Preprocessing a message containing multiple log records

TL;DR. Is it possible to preprocess a message by splitting on the newlines, and then have each message go through the fluentd pipeline as usually?

I'm receiving these log messages in fluentd:

2018-09-13 13:00:41.251048191 +0000 : {"message":"146 <190>1 2018-09-13T13:00:40.685591+00:00 host app web.1 - 13:00:40.685 request_id=40932fe8-cd7e-42e9-af24-13350159376d [info] Received GET /alerts\n"}
2018-09-13 13:00:41.337628343 +0000 : {"message":"199 <190>1 2018-09-13T13:00:40.872670+00:00 host app web.1 - 13:00:40.871 request_id=40932fe8-cd7e-42e9-af24-13350159376d [info] Processing with Api.AlertController.index/2 Pipelines: [:api]\n156 <190>1 2018-09-13T13:00:40.898316+00:00 host app web.1 - 13:00:40.894 request_id=40932fe8-cd7e-42e9-af24-13350159376d [info] Rendered \"index.json\" in 1.0ms\n155 <190>1 2018-09-13T13:00:40.898415+00:00 host app web.1 - 13:00:40.894 request_id=40932fe8-cd7e-42e9-af24-13350159376d [info] Sent 200 response in 209.70ms\n"}

The problem with these logs is that second message: it contains multiple application log lines.

This is, unfortunately, what I have to deal with: the system (hello, Heroku logs!)I'm working with buffers logs and the spits them out as a single chunk, making it impossible to know the number of records in the chunk upfront.

This is known property of Heroku log draining.

Is there a way to preprocess the log message, so that I get a flat stream of messages to be processed normally by subsequent fluentd facilities?

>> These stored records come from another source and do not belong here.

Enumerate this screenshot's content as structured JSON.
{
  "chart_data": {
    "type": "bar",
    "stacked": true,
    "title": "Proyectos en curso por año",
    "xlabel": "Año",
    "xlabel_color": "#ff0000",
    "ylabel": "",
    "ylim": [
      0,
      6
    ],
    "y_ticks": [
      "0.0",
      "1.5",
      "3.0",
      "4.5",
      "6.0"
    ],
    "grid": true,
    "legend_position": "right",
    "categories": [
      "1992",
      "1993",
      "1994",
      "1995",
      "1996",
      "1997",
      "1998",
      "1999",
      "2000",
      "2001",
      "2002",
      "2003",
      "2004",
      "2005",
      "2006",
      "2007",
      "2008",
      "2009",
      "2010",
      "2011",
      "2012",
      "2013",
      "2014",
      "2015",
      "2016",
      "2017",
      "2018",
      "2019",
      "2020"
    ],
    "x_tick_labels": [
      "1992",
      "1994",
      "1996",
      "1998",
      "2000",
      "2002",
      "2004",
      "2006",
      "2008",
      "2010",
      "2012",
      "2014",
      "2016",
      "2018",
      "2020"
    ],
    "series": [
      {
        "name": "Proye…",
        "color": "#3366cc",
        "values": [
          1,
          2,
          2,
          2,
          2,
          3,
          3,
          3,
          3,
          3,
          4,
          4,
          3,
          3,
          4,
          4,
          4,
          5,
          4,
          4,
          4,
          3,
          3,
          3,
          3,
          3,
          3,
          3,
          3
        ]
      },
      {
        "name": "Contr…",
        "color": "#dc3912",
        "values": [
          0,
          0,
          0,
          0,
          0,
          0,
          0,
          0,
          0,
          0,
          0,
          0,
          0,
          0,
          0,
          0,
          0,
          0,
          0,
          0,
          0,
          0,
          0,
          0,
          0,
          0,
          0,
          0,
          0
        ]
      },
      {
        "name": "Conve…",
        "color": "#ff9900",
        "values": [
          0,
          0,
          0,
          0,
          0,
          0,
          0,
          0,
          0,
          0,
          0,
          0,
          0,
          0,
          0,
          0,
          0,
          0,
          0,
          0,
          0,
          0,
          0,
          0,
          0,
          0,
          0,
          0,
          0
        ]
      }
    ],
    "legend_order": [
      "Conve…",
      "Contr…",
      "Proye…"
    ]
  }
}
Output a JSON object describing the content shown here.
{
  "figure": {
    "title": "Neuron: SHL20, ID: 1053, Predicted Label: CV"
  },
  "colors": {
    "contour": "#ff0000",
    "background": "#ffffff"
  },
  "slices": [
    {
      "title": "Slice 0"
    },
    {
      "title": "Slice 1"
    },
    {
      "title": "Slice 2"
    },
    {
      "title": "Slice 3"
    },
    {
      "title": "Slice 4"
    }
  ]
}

This is how the post-processed stream of messages should look like:

2018-09-13 13:00:41.251048191 +0000 : {"message":"146 <190>1 2018-09-13T13:00:40.685591+00:00 host app web.1 - 13:00:40.685 request_id=40932fe8-cd7e-42e9-af24-13350159376d [info] Received GET /alerts\n"}
2018-09-13 13:00:41.337628343 +0000 : {"message":"199 <190>1 2018-09-13T13:00:40.872670+00:00 host app web.1 - 13:00:40.871 request_id=40932fe8-cd7e-42e9-af24-13350159376d [info] Processing with Api.AlertController.index/2 Pipelines: [:api]\n"}
2018-09-13 13:00:41.337628343 +0000 : {"message":"156 <190>1 2018-09-13T13:00:40.898316+00:00 host app web.1 - 13:00:40.894 request_id=40932fe8-cd7e-42e9-af24-13350159376d [info] Rendered \"index.json\" in 1.0ms\n"}
2018-09-13 13:00:41.337628343 +0000 : {"message":"155 <190>1 2018-09-13T13:00:40.898415+00:00 host app web.1 - 13:00:40.894 request_id=40932fe8-cd7e-42e9-af24-13350159376d [info] Sent 200 response in 209.70ms\n"}

P.S. My current config is super basic, but I'm posting it just in case. All I'm trying to do is to understand if it's possible, in principle, preprocess the message?

<source>
  @type http
  port 5140
  bind 0.0.0.0

  <parse>
    @type none
  </parse>
</source>

<filter **>
  @type stdout
</filter>

Solution

How about https://github.com/hakobera/fluent-plugin-heroku-syslog ?

fluent-plugin-heroku-syslog has been unmaintained since 4 years ago, but it will work with Fluentd v1 using compatible layer.